Losing religion, keeping the faith: lessons from grandpa
A good pastor doesn’t tell you to believe in Jesus. A good pastor can help you love Jesus and hate religion. To some of you, that statement seems paradoxical. Impractical. Unbelievable. A pastor who isn’t religious? Surely not. But listen, oh ye of little faith.
Sunday was Pastor Appreciation Day, a time to recognize the folks who dedicate their lives to sharing the word of God. I know a few clergymen who stand out as paragons of what a good pastor is. My grandpa, Jimmy Dean, is one.
Sunday afternoon, I was talking with him over the phone about the message I’d heard at church that morning. He retired from the ministry about 10 years ago. It doesn’t seem like that long, partly because he’s never stopped sharing the word of the Lord. Just as He did that day. We started talking about how we live out our faith as Christians.
I’ll never forget what he said to me: “I don’t want to have a religious bone in my body.”
What my grandpa was saying is that, rather than cleaving to religion, Christians must cleave to their faith. So, what’s the difference? Religion is a set of beliefs by which people abide (or say they abide). For Christians, those beliefs are spelled out in the Bible.
Our religion tells us that God created Heaven and Earth, and that He sent His one and only begotten son, Jesus, to die on the cross for our sins. His death gave us eternal life, and He rose from the grave and will come again.

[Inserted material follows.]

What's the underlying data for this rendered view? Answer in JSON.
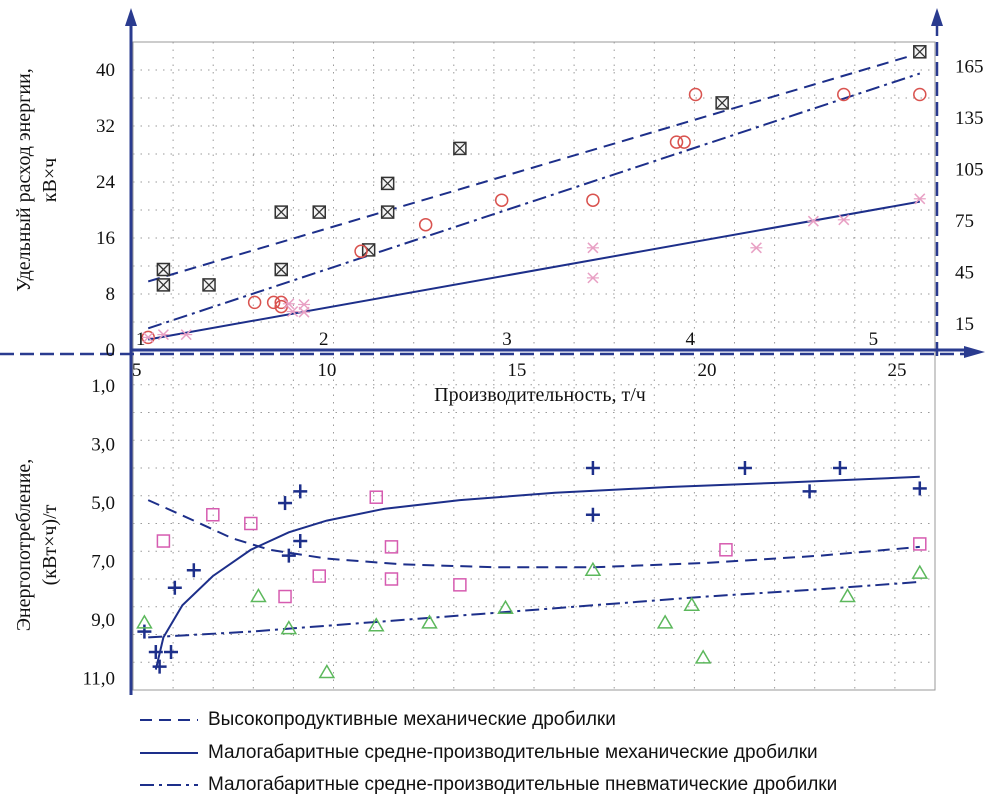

Our religion also tells us what we should and shouldn’t do, and what we should and shouldn’t say, among other commandments. Religious people pretty much stop there. They say they believe these things, but they force their beliefs upon others in pretentious, hateful ways.
Religious people go to church every Sunday, and they’re sure to tell you that they go – and that you’re a heathen for not going. They can quote scriptures fluently, and they take pride in being more knowledgeable about scriptures than other people.

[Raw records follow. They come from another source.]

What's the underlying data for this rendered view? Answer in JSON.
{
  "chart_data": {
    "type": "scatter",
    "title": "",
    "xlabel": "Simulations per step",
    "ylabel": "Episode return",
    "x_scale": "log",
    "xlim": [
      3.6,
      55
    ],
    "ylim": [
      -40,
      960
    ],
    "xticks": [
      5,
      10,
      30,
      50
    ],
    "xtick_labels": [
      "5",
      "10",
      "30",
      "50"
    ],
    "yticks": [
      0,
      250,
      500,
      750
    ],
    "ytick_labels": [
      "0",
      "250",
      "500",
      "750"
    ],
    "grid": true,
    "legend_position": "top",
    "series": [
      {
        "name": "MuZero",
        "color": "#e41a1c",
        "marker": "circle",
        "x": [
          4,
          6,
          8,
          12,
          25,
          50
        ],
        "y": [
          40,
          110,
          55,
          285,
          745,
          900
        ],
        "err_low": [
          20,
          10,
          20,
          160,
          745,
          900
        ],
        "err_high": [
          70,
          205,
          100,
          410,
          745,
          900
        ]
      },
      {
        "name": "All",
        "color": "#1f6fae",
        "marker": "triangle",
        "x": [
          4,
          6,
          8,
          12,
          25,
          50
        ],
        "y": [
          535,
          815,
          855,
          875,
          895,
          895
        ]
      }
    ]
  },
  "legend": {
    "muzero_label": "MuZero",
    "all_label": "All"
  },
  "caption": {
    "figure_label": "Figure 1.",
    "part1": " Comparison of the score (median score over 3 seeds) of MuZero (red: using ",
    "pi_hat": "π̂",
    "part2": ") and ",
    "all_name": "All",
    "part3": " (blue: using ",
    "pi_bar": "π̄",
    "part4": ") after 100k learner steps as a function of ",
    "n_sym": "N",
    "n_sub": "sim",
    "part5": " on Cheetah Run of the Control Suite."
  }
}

Worst of all, they’re quick to judge people who don’t go to church and don’t know the Bible. That’s a big reason why so many people don’t like the idea of going to church or being around Christians.

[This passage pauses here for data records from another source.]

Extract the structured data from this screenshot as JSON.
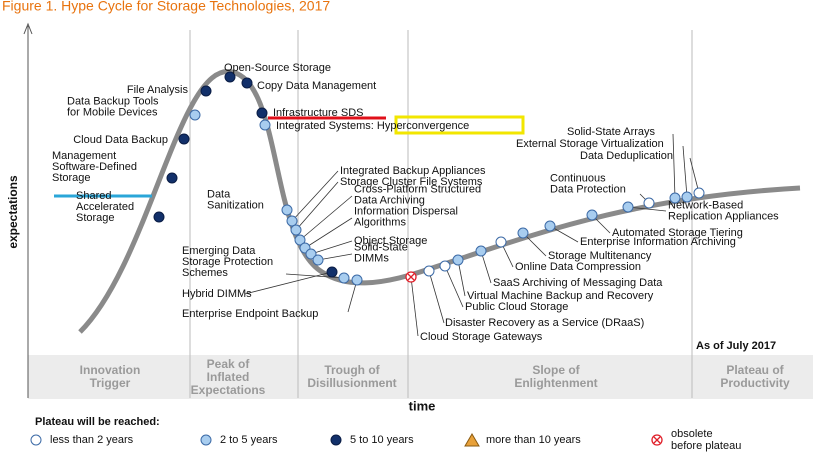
{
  "title": "Figure 1. Hype Cycle for Storage Technologies, 2017",
  "y_axis_label": "expectations",
  "x_axis_label": "time",
  "as_of": "As of July 2017",
  "phases": [
    [
      "Innovation",
      "Trigger"
    ],
    [
      "Peak of",
      "Inflated",
      "Expectations"
    ],
    [
      "Trough of",
      "Disillusionment"
    ],
    [
      "Slope of",
      "Enlightenment"
    ],
    [
      "Plateau of",
      "Productivity"
    ]
  ],
  "legend": {
    "title": "Plateau will be reached:",
    "items": [
      {
        "label": [
          "less than 2 years"
        ],
        "color": "#ffffff",
        "shape": "circle",
        "technologies": [
          [
            "Disaster Recovery as a Service (DRaaS)"
          ],
          [
            "Public Cloud Storage"
          ],
          [
            "Online Data Compression"
          ],
          [
            "Continuous",
            "Data Protection"
          ],
          [
            "Data Deduplication"
          ]
        ]
      },
      {
        "label": [
          "2 to 5 years"
        ],
        "color": "#a8cdef",
        "shape": "circle",
        "technologies": [
          [
            "Data Backup Tools",
            "for Mobile Devices"
          ],
          [
            "Integrated Systems: Hyperconvergence"
          ],
          [
            "Data",
            "Sanitization"
          ],
          [
            "Integrated Backup Appliances"
          ],
          [
            "Storage Cluster File Systems"
          ],
          [
            "Cross-Platform Structured",
            "Data Archiving"
          ],
          [
            "Information Dispersal",
            "Algorithms"
          ],
          [
            "Object Storage"
          ],
          [
            "Solid-State",
            "DIMMs"
          ],
          [
            "Emerging Data",
            "Storage Protection",
            "Schemes"
          ],
          [
            "Enterprise Endpoint Backup"
          ],
          [
            "Virtual Machine Backup and Recovery"
          ],
          [
            "SaaS Archiving of Messaging Data"
          ],
          [
            "Storage Multitenancy"
          ],
          [
            "Enterprise Information Archiving"
          ],
          [
            "Automated Storage Tiering"
          ],
          [
            "Network-Based",
            "Replication Appliances"
          ],
          [
            "Solid-State Arrays"
          ],
          [
            "External Storage Virtualization"
          ]
        ]
      },
      {
        "label": [
          "5 to 10 years"
        ],
        "color": "#12306a",
        "shape": "circle",
        "technologies": [
          [
            "File Analysis"
          ],
          [
            "Open-Source Storage"
          ],
          [
            "Copy Data Management"
          ],
          [
            "Infrastructure SDS"
          ],
          [
            "Cloud Data Backup"
          ],
          [
            "Management",
            "Software-Defined",
            "Storage"
          ],
          [
            "Shared",
            "Accelerated",
            "Storage"
          ],
          [
            "Hybrid DIMMs"
          ]
        ]
      },
      {
        "label": [
          "more than 10 years"
        ],
        "color": "#e8a13a",
        "shape": "triangle",
        "technologies": []
      },
      {
        "label": [
          "obsolete",
          "before plateau"
        ],
        "color": "#e0202a",
        "shape": "cross",
        "technologies": [
          [
            "Cloud Storage Gateways"
          ]
        ]
      }
    ]
  }
}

Religious people, quite literally, act holier than-thou – and religious people are the reason other people hate Christianity. Faithful people aren’t that way. Like religious people, they know what to believe. The difference is that they know why they believe what they believe. That’s called faith, and they live it out.
My grandpa has done just that. For years, he preached in the western Oklahoma town of Sayre, which sits on Interstate 40. That was a perfect place for a ministry. It allowed the church to live out one of God’s most important commandments: giving unto others.
Countless are the times he and his church have helped wayward travelers who need car repairs or a place to sleep. He has given his own money to buy food for others.
Religious people, on the other hand, may have put some money in the offering plate and prayed for a person.
But rarely have they given of their time to go out and work among the poor and needy. Sayre also has a large prison, and one of my grandpa’s most meaningful devotions was to the prison ministry.
He’d talk with inmates and counsel them in the hopes that they’d turn their lives around. It wasn’t easy work, for obvious reasons.
Many religious people would walk away from prisoners and quickly castigate them for their past actions. And they’d cite all of the scriptures in the Bible that point out the wrong the inmates have done. But faithful people forgive folks for their past and try to love them like Jesus would – the most important commandment of all.
Religious people may say they know and love Jesus. But without faith, they don’t really know Him, nor do they really love Him – or love like Him.
Faithful folks aren’t churchy. Yes, they go, but they don’t brag about it. That’s because faithful people just live like Jesus wants them to. They don’t have to say they’re Christians for people to know they’re Christians. Faithful people may not be the most well-versed when it comes to Bible verses, but they have more of God’s love than any religious person could ever dream of having.
Have you ever heard someone say that they’re about to lose their religion over something?
Good. Lose the religion, and keep the faith. That’s what Jesus wants. And that’s what my grandpa, a great pastor, taught me. Say thanks to your faithful, unreligious pastors today.